Although our findings are unique and clearly add to the current corpus of research, this study is not without limitations. First, the findings may not be applicable to male adolescent offenders in other regions of the country or globe, as well as to adolescents in general with different sociodemographic characteristics or risk profiles (e.g., injecting drug users). Moreover, the reliance on a methodology that involves the use of self-reported outcome measures (i.e., sexual behaviors and substance use) may bring about concerns pertaining to reliability of our findings and results. Prospective Investigations are desirable to differentiate the course of youth behaviors in relation to infectious disease since, findings herein may not generalize to youth populations with less severe AOD use and without judicial involvement. Although a multitude of studies have supported validity and reliability of self-reported sexual behavior,37,38 none examined juvenile detainees who were predominantly African Americans.
Based on the findings of this study, several approaches may be used to inform clinical practices for intervention design and implementation. First, since this population is culturally diverse; practitioners may want to consider employing culturally sensitive approaches that target problem behavior risks associated with sexual risk-taking and substance use. Thus, behavioral interventions may need to be employed to accommodate the age of adolescent male offenders, given that older juvenile offenders than younger ones may require more effort. Consequently, these may need to target improving decision-making and communication skills associated with both substance use and sexual behavior with their peer groups. This is essential because many of our sample respondents reported being sexually active prior to incarceration. This suggests that delaying the commencement of sexual activity, and inspiring abstinence among youth who have previously been sexually active is not an efficacious practice.
Clinicians working in juvenile correctional facilities may also want to consider offering SRTI and substance use reduction programs specific for youth who have not been incarcerated previously separately from those with a history of prior incarceration, since higher-risk youths may necessitate more rigorous services.
Conclusion
In the absence of a vaccine, there is a clear and distinct need to develop new and innovative intervention research to optimize intervention effectiveness for vulnerable populations to reduce their risk for HIV infection.3,39-42 This is a particularly salient need given a majority of adolescent offenders are a vulnerable subgroup of adolescents.
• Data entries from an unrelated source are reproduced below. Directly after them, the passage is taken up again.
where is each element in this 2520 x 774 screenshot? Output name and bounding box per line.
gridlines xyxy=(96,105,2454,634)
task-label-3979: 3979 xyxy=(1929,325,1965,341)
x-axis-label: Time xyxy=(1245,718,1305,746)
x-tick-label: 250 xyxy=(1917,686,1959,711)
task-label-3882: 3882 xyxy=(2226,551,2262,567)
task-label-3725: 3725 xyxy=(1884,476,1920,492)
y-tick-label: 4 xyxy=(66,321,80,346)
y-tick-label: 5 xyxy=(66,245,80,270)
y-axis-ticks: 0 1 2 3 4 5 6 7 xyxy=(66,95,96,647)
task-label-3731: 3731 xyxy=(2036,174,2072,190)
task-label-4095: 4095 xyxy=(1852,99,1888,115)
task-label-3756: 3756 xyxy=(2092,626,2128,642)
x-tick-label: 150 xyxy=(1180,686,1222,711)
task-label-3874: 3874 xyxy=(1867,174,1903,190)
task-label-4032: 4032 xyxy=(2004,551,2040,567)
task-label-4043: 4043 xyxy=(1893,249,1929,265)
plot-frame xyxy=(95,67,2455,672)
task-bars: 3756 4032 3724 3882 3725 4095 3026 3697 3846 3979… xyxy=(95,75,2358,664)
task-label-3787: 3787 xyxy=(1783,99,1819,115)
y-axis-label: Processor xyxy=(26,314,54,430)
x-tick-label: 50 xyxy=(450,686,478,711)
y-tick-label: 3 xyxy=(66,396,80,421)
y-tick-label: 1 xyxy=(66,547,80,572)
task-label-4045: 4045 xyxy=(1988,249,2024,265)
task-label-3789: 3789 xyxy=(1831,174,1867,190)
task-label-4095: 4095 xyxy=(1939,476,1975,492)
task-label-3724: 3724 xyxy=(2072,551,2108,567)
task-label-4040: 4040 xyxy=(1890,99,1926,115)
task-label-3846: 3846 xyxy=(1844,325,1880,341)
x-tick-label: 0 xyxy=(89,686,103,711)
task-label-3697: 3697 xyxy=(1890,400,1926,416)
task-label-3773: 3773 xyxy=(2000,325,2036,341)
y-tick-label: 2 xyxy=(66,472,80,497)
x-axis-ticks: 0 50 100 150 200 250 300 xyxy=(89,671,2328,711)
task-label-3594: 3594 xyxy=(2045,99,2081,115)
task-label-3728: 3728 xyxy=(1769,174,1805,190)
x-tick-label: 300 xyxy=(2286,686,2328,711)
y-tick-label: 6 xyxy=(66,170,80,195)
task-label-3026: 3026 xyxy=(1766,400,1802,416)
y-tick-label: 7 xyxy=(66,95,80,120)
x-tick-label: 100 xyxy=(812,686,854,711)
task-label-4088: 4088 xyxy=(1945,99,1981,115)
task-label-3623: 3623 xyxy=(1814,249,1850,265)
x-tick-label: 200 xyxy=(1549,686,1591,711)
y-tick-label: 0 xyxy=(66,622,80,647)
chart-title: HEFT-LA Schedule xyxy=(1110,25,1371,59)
The value of such programs is buttressed and magnified by the needed public health benefit of averting the growing issue of STIs and their spread among correctional populations and the communities to which these individuals eventually return.
Footnotes
Declaration of Conflicting Interests
The author declared no potential conflicts of interest with respect to the research, authorship and/or publication of this article.
Ethical Approval
IRB approval was obtained from the following organizations: Emory University Human Research Protection Program and the Institutional Review Board of the Georgia Department of Corrections as study was determined to have met all ethical standards of approval.
Funding
The author disclosed receipt of the following financial support for the research, authorship, and/or publication of this article: This research was funded by the National Institutes on Alcohol Abuse and Alcoholism Grant #RO1 AA015018.
Informed Consent
Written informed consent for program participation was obtained from parents or guardians to request permission for subject participation.